Newcomer Alaskan Romano-Lax heads south to Mexican waters, charting the changes 62 years after Steinbeck's famous travels by shrimp seiner.
Just before he got his Pulitzer for The Grapes of Wrath, the author and his biologist friend Ed Ricketts spent weeks collecting sea creatures and impressions, getting drunk, and more: “We search for something that will seem like truth to us; we search for understanding; we search for that principle which keys us deeply into the pattern of all life,” Steinbeck wrote in The Log from the Sea of Cortez. Romano-Lax, accompanied by her husband and two children, is on something of the same quest in her own fashion; she seeks not for the keys to the universe but for understanding of what is happening to the Sea of Cortez, all but written off for dead by many environmentalists and journalists. She wonders if the creatures Steinbeck and Ricketts catalogued are still in evidence and, if so, in what abundance.

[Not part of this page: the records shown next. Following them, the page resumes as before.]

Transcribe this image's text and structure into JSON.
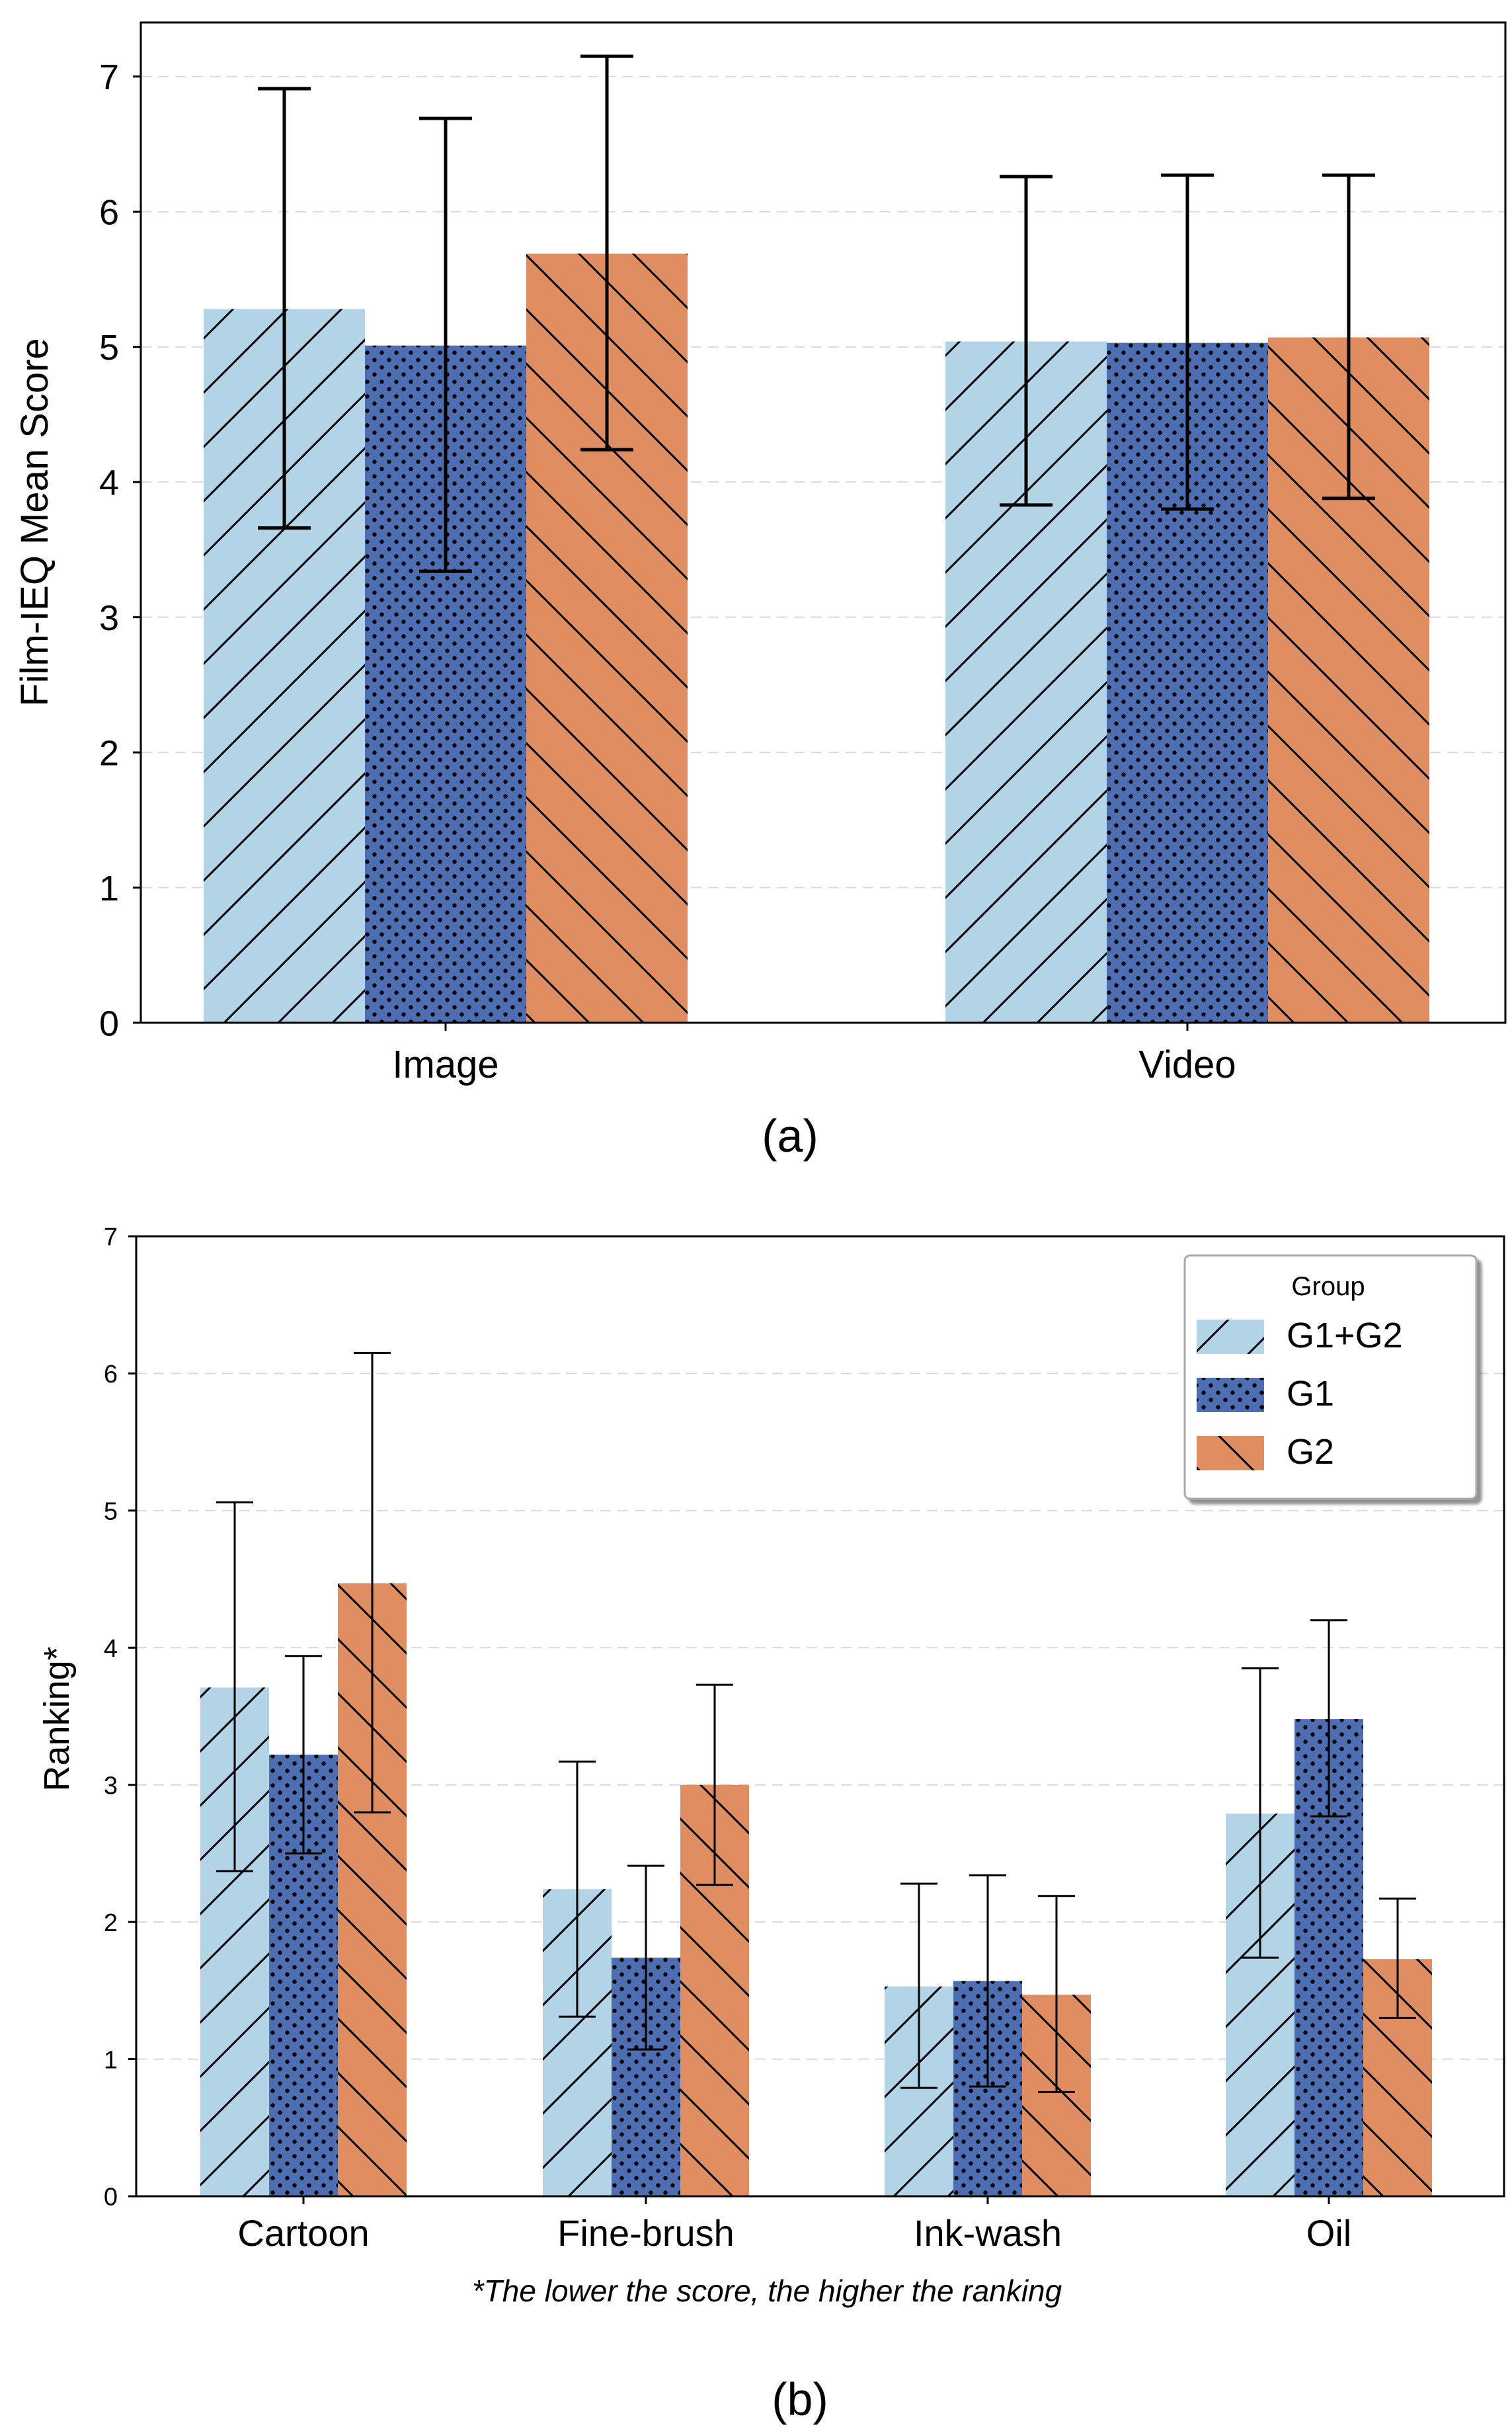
{
  "colors": {
    "g1g2": "#b3d3e6",
    "g1": "#4e6eb3",
    "g2": "#e08d61",
    "grid": "#d9d9d9",
    "axis": "#000000"
  },
  "chart_data": [
    {
      "id": "a",
      "type": "bar",
      "caption": "(a)",
      "title": "",
      "xlabel": "",
      "ylabel": "Film-IEQ Mean Score",
      "ylim": [
        0,
        7.4
      ],
      "yticks": [
        0,
        1,
        2,
        3,
        4,
        5,
        6,
        7
      ],
      "grid": true,
      "categories": [
        "Image",
        "Video"
      ],
      "series": [
        {
          "name": "G1+G2",
          "pattern": "diag-up",
          "values": [
            5.28,
            5.04
          ],
          "err_low": [
            3.66,
            3.83
          ],
          "err_high": [
            6.91,
            6.26
          ]
        },
        {
          "name": "G1",
          "pattern": "dots",
          "values": [
            5.01,
            5.03
          ],
          "err_low": [
            3.34,
            3.8
          ],
          "err_high": [
            6.69,
            6.27
          ]
        },
        {
          "name": "G2",
          "pattern": "diag-down",
          "values": [
            5.69,
            5.07
          ],
          "err_low": [
            4.24,
            3.88
          ],
          "err_high": [
            7.15,
            6.27
          ]
        }
      ]
    },
    {
      "id": "b",
      "type": "bar",
      "caption": "(b)",
      "title": "",
      "xlabel": "",
      "ylabel": "Ranking*",
      "footnote": "*The lower the score, the higher the ranking",
      "ylim": [
        0,
        7
      ],
      "yticks": [
        0,
        1,
        2,
        3,
        4,
        5,
        6,
        7
      ],
      "grid": true,
      "legend": {
        "title": "Group",
        "placement": "top-right"
      },
      "categories": [
        "Cartoon",
        "Fine-brush",
        "Ink-wash",
        "Oil"
      ],
      "series": [
        {
          "name": "G1+G2",
          "pattern": "diag-up",
          "values": [
            3.71,
            2.24,
            1.53,
            2.79
          ],
          "err_low": [
            2.37,
            1.31,
            0.79,
            1.74
          ],
          "err_high": [
            5.06,
            3.17,
            2.28,
            3.85
          ]
        },
        {
          "name": "G1",
          "pattern": "dots",
          "values": [
            3.22,
            1.74,
            1.57,
            3.48
          ],
          "err_low": [
            2.5,
            1.07,
            0.8,
            2.77
          ],
          "err_high": [
            3.94,
            2.41,
            2.34,
            4.2
          ]
        },
        {
          "name": "G2",
          "pattern": "diag-down",
          "values": [
            4.47,
            3.0,
            1.47,
            1.73
          ],
          "err_low": [
            2.8,
            2.27,
            0.76,
            1.3
          ],
          "err_high": [
            6.15,
            3.73,
            2.19,
            2.17
          ]
        }
      ]
    }
  ]
}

In fact, she finds many of them, sometimes in great profusion; to her way of thinking, this indicates a population in flux, an opinion buttressed by her talks with local fishermen, who speak of the ups and downs of catches. These detailed observations come wrapped in the entertaining story of the family’s voyage, which begins on a too-small boat in the company of her brother-in-law, Mr. Mood Swing, and continues in its second half as a combined road-kayak venture, with towns and harbors both getting good descriptions. Romano-Lax is a sharp delineator, whether seeing the water's surface as turquoise-tinted mercury or musing on Steinbeck's musings: “They were just fishing: putting out a long line into the dreamy current, to see what might bite.” The environmental picture of the Sea of Cortez is nowhere near complete, but her trip adds substantial strokes to the portrait.
An appealingly shoestring odyssey chronicled with engaging, ever-ready curiosity.